7 thoughts on “And the Doctor Never Called

  1. …I wish to address this from so many angles..i will make blog later about this very important issue….for now think about this… People are no longer referred to as “patients” on clinical paperwork.. it now reads “customer”… even in my restaurants I instruct on mind-set… “Guests” vs. “customer”… it changes every single thing…
    and another note… I am a therapist in natural healing arts(not “practice”) Happy to consult with you anytime… ~pantha

  2. I noticed in your account that YOU made the appointment with the radiologist to do the CT scan. You were proactive. All of us need to be proactive in our own health care. We have to push and push and push when we have that instinct that something is wrong. The doctors are too overwhelmed with the sheer numbers that come through their doors to be able to provide that extra follow up care. I find that even my oncologist, whom I love, doesn’t always have the time to follow up. I have her full attention when I am with her in the office and her staff helps me to make the appointments I need out of the office but she can’t check up and make sure I did what I was told. It’s my body, my health! I have to be the one to do what I need to do. So my point is, being proactive, including following up after a test is how we all need to be to ease our minds.
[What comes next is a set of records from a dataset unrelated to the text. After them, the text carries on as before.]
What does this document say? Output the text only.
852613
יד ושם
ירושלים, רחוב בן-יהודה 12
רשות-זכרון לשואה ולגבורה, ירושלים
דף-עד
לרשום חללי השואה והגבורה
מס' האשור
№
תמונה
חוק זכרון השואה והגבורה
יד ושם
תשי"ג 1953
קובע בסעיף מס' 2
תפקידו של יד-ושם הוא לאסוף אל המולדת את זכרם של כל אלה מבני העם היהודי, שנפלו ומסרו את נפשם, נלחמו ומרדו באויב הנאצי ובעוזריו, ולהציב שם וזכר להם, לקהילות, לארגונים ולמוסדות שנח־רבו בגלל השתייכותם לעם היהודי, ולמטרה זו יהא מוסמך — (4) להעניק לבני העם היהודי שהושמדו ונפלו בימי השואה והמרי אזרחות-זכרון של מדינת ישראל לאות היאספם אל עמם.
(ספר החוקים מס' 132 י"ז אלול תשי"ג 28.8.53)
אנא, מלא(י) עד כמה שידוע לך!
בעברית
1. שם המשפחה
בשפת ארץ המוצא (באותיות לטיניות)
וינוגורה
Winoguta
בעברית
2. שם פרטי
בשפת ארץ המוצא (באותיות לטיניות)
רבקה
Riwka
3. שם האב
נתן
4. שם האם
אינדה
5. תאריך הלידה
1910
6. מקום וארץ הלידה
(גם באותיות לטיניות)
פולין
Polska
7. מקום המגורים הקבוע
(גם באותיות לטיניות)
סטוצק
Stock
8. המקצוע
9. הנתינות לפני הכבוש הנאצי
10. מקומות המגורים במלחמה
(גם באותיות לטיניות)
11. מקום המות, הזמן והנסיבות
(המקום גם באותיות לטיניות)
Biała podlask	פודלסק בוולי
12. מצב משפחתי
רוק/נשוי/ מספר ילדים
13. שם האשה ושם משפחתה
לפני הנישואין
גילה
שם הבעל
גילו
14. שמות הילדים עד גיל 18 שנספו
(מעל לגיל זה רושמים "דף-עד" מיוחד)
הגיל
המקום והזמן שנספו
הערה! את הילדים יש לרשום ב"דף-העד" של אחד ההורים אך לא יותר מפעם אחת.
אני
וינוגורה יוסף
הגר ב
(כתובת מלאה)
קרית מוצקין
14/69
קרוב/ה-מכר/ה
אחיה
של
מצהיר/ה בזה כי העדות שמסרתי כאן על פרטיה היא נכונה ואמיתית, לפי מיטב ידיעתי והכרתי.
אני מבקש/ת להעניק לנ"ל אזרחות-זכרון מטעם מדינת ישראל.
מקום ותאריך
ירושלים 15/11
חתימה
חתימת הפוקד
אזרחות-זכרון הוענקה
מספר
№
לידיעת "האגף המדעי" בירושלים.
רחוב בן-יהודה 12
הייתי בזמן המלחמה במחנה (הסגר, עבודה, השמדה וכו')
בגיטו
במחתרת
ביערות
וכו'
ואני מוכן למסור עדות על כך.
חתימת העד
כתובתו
  3. I feel your pain, but have just come to totally expect it, I have numerous chronic conditions and a lot of really awesome doctors whom I love, but their office staff are another issue. I would NEVER EVER count on ANY doctor’s office to call me back – EVER about ANYTHING! Worst experience, a couple years ago I almost died from MAC bacteria in my lungs, never had any respiratory problems before, this is a long story, but the point is after numerous trips to the ER they said I needed to see a Pulmonary doctor, which of course I didn’t had, so I called the practice they recommended that had a GREAT reputation in the area, called a couple times, never got a person on leave a message and they would get back to me, I explained the situation and that I was literally laying on my floor gasping for air thinking it was the end numerous times a day and couldn’t walk from the bedroom to kitchen of a small house without this happening, and it took that office over 2 months to even call me back, and another month to get an appt. Ended up with a great doctor who saved my life but 3 years later I’m sorry to say their office staff has not gotten better and I just realize that if I need them to call me or anything done I better be VERY BOLD and outspoken and DEMAND that I get a call back by the end of the day, and if I’m lucky I might hear from them. Unfortunately that office is really bad, but overall this seems to be the way things go. I’m very glad that you are ok and doing better!

  4. As a physician I can say this: I am so sorry. Our job is to develop a relationship with our customer/owners. If we develop that, then we feel their pain, we know their anxiety – and we feel it. Too often we call them “patients” and de-humanized a bit. Too often things happen like this. So, I am sorry – it is the part of healthcare we are trying to change- and have with the Malcolm Baldridge award winning Nuka System of care at SouthCentral Foundation in Alaska.
    I would mention it to the doctor- I would mention that you had waited for him and you were disappointed, even though you knew the answer.
    Again, I am sorry
    –Terry Simpson MD FACS

  5. ^^^^
    WHOA a doctor responded
    and that is very cool.
    I’m sorry hon that you had to go through that. It’s inexcusable that you had to not only deal with the stress of something like that AND to have to worry about scheduling your own tests and waiting for results. It’s unfair and not your job.
    But you were proactive. Not a lot of people are like that. They just wait and let things happen which is so scary.
    I’m glad that it isn’t anything serious. My mom has what you have and we were all sick to our stomachs. In Canada she had to wait WEEKS for a CT scan, biopsy….it’s awful.
    Make the call and find a better doctor and office xoxo

    • Ack! I’m so sorry to hear your mom is going through this! Please try to keep me posted if you can. I can’t imagine having to wait weeks…the anxiety would be so intense. Much love and prayers and gratitude for you and your mama!